I am a Colorado girl and as such, I love my Aspen trees. The delicate rustle of their leaves in the breeze somehow speaks to my very soul and this time of year, I anxiously await their beautiful gold colors as they cover the mountainside in prelude to snow.
One of the interesting things about Aspen is that each colony – regardless of its size – is a “clonal” colony. In other words, all of the trees in a given colony are identical in their characteristics and share the same root system. It’s a community that survives because of the nourishment of the whole.
I thought about this the other day when a friend and I were talking about the fact that there are 10 dreams that nearly all of us have at one time or another: dreams like falling, being chased, being unprepared for a test or exam of some sort and appearing naked in an inappropriate place. Somehow, though we are all raised differently, live in different parts of the world, and are raised to believe sometimes entirely different things, we are interconnected in our dreams.
So why is it that when it comes to faith, we ignore our interconnection and start putting up barriers?

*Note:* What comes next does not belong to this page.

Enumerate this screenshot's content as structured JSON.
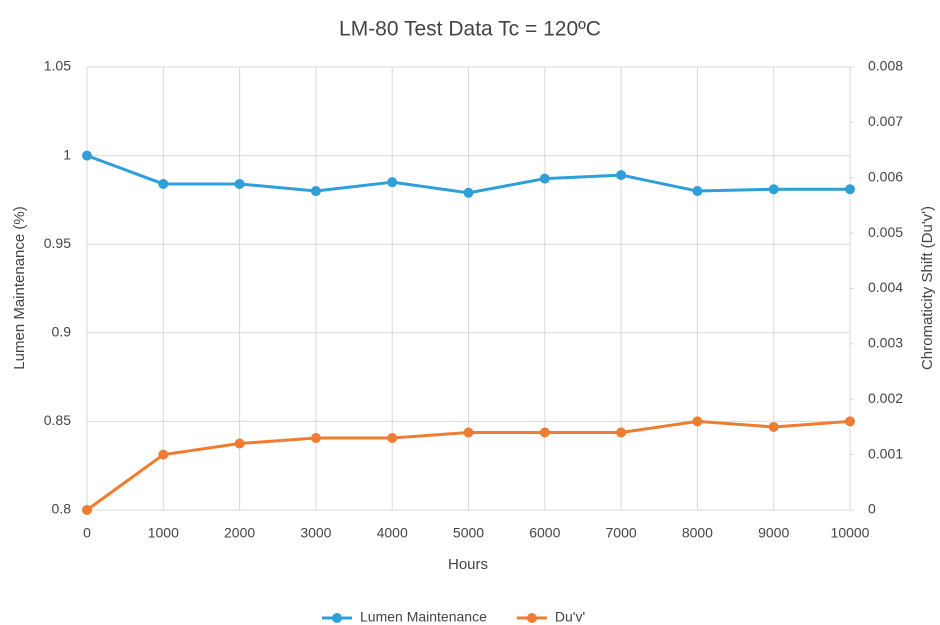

As communities of faith, we are supposed to survive by creating a “colony” – a group of people who support one another, nourish one another, and grow together for generations. On the face of it, this the exactly what we have done, but the divisions that we have created both within the Christian community and outside of it are not.
For those of us that attend church on a somewhat regular basis, we tend to migrate to a place where our ideologies and philosophies aren’t really tested or stretched. Sure, every now and then a little wrench will get thrown into the works, but for the most part, I have noticed that our churches become little “clonal colony” of their own; each of us comfortable with the teaching and beliefs of those around us and disconnecting ourselves from those who think and act differently. The Episcopalian church may sit next to the Methodist Church and they may even get along, but throw in a Unitarian Church? OMG – let the theological warfare begin!
I know. It’s human nature for us to seek like-minded people and congregate with them. I get it, but I don’t think it’s either right or God’s desire for us.
As a Christian, I am horrified by the way we have allowed our perception of what God wants to create this air of superiority that has helped to build the anti-Christian and atheist movements growing around us.What would happen if we all reached outside of our little colony and connected with that colony next to us that thinks things just slightly – or even significantly – differently? What if we really stretched and connected our root system to the synagogue around the corner or the Buddhist temple down the street?
Eee-gads! Not that!
How could we possibly integrate with “those” people that don’t think anything like we do?
Well, maybe I’m crazy here, but didn’t God create each of them as well? And if we believe that God is good and that all of God’s creation is good, then it only follows that those who believe differently than we do are just as loved and just as good as we are just like oak trees, pine trees and maple trees are just as wonderful as the aspen trees that paint my horizon.
The thing is, I do believe that Jesus is my Savior, but to me, that is MY path – the path God created for me at this time in this life. That doesn’t mean that it is the only path; the right path for all of His creation.
My God is a big God that can – and has – created a huge universe and an earth that is covered with more varieties of living things than we could ever hope to glimpse in our short time here. I think it’s silly to think that God’s creativity ended when it came to faith and how to find Him.
We are not aspen trees. God has created us to be unique but has also interconnected us in ways known and unknown. As humans, it is our gift to be able to reach across our “colonies” and share our uniqueness; to plant next to one another and grow beside one another creating communities that are unique, beautiful, and supportive of one another.